TODOS estamos de acuerdo en que el entrenador es un gran tipo. Es bien de San Isidro, de tres generaciones de rugbiers. No le pagan un peso por entrenarnos, lo hace de gusto nomás. Es un secreto bastante sabido que es del Opus Dei. A mí me lo contó Ariel. Es del Opus, me dijo. Yo no sabía qué era eso, pero imaginé que era algo malo, porque me lo dijo en un susurro, como se dice un secreto, aunque no había nadie cerca que pudiera escucharnos. El entrenador es el mejor médico traumatólogo del país. Ha asistido a congresos por todo el mundo. Cuando se va de viaje, el equipo queda a cargo de Perdomo. Tiene un amor inmenso por los suyos: su familia, sus amigos, sus colegas y nosotros. Sí, me animo a decir que los jugadores somos parte de los suyos. Una vez faltó a una premiación de la Organización Mundial de la Salud en Austria sólo para quedarse a dirigirnos en la final del campeonato de ascenso. Encima perdimos.
Con lo de la hija de Lautaro se portó muy bien.

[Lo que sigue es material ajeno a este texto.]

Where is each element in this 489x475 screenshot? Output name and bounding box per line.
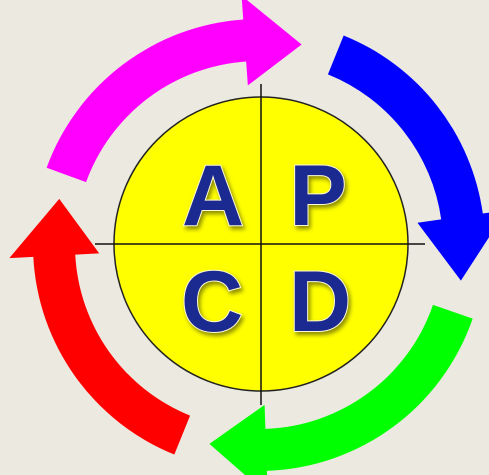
cycle-arrow	[209, 304, 473, 475]
cycle-arrow	[327, 35, 489, 281]
cycle-arrow	[46, 0, 302, 183]
quadrant-letter: A	[182, 148, 244, 244]
quadrant-letter: P	[289, 148, 346, 244]
quadrant-letter: D	[289, 254, 351, 350]
quadrant-letter: C	[181, 254, 243, 350]
cycle-arrows	[9, 0, 489, 475]
cycle-arrow	[9, 198, 191, 455]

Lautaro es un ex jugador, muy querido. Viene a vernos casi todos los partidos. Hace algunos años su hija tuvo una enfermedad en los riñones; había que hacerle un trasplante y la operación costaba una fortuna. Había que verlo al entrenador. No descansó durante meses. Muchos creían que se trataba de su propia hija. Organizó bailes, rifas, bingos y donaciones, movió todos sus contactos con los médicos, recorrió todas las parroquias y colegios.

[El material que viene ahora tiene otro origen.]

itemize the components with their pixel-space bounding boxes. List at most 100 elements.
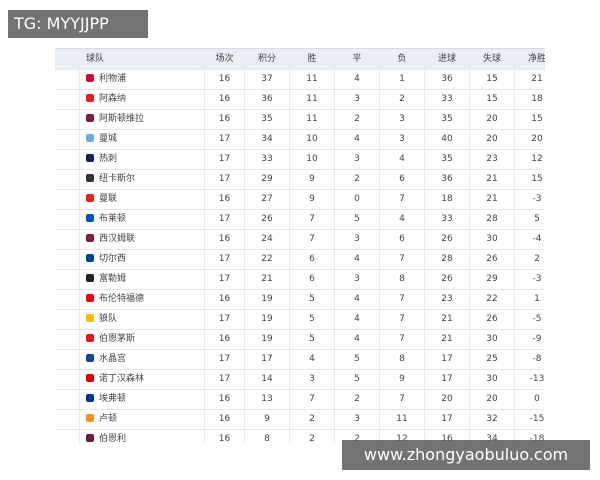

Lo del equipo también fue espectacular. Dejamos todo. La plata se juntó, la operación fue un éxito y hoy la nena anda lo más bien. Cuando todo había pasado, Lautaro vino a un partido con su hija. La había vestido de blanco y rosa, como para una fiesta, con zapatitos de charol y medias blancas con puntillas. En el tercer tiempo nos juntó a todos y pidió la palabra. Subió a su hijita a upa, y entre lágrimas nos agradeció. Todos luchamos por no llorar. Ésos son los valores del rugby, dice el entrenador: solidaridad, compañerismo y sacrificio.
Es una lástima que el entrenador no se haya quedado ese sábado. Se fue apenas terminó el partido. Él hubiese frenado todo a tiempo, me parece. Yo lo conocí un poco más cuando empecé a salir con una de sus hijas: la menor, María Emilia, pero la llamaban Emilia o Emi. Todas las hijas del catolicismo se llaman María Algo. Los padres buscan en María algún tipo de garante, aunque después el primer nombre no se use demasiado. Al menos María Emilia no era redundante como María Virginia, la hermana mayor. Pobre Virginia, hace poco me enteré de que es anoréxica. Siempre me pareció demasiado flaquita.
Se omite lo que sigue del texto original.